In [1]:
import requests
from bs4 import BeautifulSoup
import pandas as pd
import time
import logging
import lxml

Now that necessary packages are installed, going to parse the needed url. This URL has stats for each player in the league for the 2027-28 season, as well as contract information only for the year of 2027-28. So I am going to scrape the cap friendly website (Players Browse tab) and get this into a dataframe that I can download and put into the MySQL database

In [2]:
url_v2 = "https://www.capfriendly.com/browse/active/2028?stats-season=2017&display=signing-team,birthday,country,weight,height,weightkg,heightcm,draft,slide-candidate,waivers-exempt,signing-status,expiry-year,performance-bonus,signing-bonus,caphit-percent,aav,length,minors-salary,base-salary,arbitration-eligible,type,signing-age,signing-date,arbitration,extension&hide=skater-stats,goalie-stats&limits=gp-5-90"

req = requests.get(url_v2)
soup = BeautifulSoup(req.content)  # make a soup of html & css from the web page

In [3]:
df = pd.read_html(url_v2, header=0, index_col = 0, na_values=["-"])[0]

In [4]:
df.shape

(50, 32)

After running df.shape, we can see our dataframe has 50 rows (players) and 32 columns (attributes about that player for the 2026-27 season). There are more than 50 players but they are on different url links technically as the table on that specific url only shows 50 players.

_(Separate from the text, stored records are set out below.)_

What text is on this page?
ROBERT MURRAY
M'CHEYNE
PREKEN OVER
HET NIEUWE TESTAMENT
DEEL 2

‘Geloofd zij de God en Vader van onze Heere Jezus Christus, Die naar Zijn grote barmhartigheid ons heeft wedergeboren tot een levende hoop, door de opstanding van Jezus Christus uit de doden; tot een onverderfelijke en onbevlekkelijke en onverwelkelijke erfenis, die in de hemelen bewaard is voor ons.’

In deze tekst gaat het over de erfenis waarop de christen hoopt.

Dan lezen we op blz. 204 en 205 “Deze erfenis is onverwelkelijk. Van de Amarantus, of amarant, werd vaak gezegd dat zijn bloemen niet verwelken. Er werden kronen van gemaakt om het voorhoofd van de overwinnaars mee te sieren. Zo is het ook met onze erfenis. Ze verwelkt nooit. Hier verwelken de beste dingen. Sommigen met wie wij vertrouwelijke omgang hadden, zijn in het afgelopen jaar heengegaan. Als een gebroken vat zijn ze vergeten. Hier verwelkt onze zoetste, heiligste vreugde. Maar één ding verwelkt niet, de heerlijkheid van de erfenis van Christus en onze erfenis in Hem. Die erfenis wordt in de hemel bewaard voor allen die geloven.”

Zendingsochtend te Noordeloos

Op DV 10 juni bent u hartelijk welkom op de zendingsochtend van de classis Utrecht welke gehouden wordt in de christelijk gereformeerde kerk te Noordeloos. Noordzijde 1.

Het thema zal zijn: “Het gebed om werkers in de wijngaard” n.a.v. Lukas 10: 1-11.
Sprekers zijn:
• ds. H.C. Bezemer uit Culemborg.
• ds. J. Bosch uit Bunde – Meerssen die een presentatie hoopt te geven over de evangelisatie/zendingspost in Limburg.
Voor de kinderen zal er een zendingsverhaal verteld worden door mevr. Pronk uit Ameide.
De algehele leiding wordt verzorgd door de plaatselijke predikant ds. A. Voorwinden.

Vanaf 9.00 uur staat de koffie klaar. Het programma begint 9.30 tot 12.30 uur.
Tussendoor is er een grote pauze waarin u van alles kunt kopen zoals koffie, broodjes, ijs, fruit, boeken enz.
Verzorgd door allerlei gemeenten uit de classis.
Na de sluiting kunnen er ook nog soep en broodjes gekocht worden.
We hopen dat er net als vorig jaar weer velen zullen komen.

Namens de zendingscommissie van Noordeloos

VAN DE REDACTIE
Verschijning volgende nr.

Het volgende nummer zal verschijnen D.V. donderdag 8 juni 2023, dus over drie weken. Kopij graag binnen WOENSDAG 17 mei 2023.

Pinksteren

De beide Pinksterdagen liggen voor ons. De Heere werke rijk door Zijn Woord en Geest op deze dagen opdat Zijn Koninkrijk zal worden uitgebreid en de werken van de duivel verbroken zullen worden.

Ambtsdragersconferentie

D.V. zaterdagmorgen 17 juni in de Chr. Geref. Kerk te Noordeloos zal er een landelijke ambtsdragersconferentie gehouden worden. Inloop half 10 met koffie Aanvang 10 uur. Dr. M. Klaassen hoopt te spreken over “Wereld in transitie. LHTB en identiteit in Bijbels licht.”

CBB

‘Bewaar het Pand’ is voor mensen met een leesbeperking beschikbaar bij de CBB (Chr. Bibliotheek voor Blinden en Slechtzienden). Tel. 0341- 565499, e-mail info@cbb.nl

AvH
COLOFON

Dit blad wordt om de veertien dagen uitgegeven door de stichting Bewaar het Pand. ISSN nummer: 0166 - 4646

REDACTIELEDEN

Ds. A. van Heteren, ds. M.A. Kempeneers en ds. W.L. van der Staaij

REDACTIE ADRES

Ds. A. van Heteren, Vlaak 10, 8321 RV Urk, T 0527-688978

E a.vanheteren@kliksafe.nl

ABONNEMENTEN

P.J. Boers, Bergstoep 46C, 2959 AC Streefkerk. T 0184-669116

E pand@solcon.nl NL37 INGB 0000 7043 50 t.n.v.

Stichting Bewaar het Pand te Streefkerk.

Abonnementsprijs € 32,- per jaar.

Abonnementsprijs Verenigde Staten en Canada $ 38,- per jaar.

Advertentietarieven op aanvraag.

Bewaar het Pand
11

So we need to retrieve the rest of the players. 

Scraping multiple pages of the main table

In [5]:
info_about_lists = soup.find_all("a", {"class": "whi pagin_r"})  # via devtools we find the element that allows to switch between pages of data
     

In [6]:
print(info_about_lists)  # all links to other pages of data

[<a class="whi pagin_r" data-val="2" href="/browse/?p=2">2</a>]


In [7]:
last_list_num = int(info_about_lists[-1]["data-val"])  # take the last number of page from date-val so we now how many values were selected for us
     

In [8]:
print(last_list_num)  # check that 2nd is last page number we got

2


Now we can use a for loop to parse all the data we have on multiple pages

In [9]:
req = requests.get(url_v2)
soup = BeautifulSoup(req.content)  # make a soup of html & css from the web page

info_about_lists = soup.find_all("a", {"class": "whi pagin_r"})  # via devtools we find the element that allows to switch between pages of data
last_list_num = int(info_about_lists[-1]["data-val"])  # take the last number of page from date-val so we now how many values were selected for us

pages_dfs = []

url_start = "https://www.capfriendly.com/browse/active/2028?stats-season=2017&display=signing-team,birthday,country,weight,height,weightkg,heightcm,draft,slide-candidate,waivers-exempt,signing-status,expiry-year,performance-bonus,signing-bonus,caphit-percent,aav,length,minors-salary,base-salary,arbitration-eligible,type,signing-age,signing-date,arbitration,extension&hide=skater-stats,goalie-stats&limits=gp-5-90"

for page_num in range(1, last_list_num + 1):

        print(f"Start scapring page {page_num}")

        time.sleep(1)  # let the page download the results

        url = url_start + f"&pg={page_num}"  # we parse the needed page by adding a parameter for url
        df = pd.read_html(url, header=0, index_col = 0, na_values=["-"])[0]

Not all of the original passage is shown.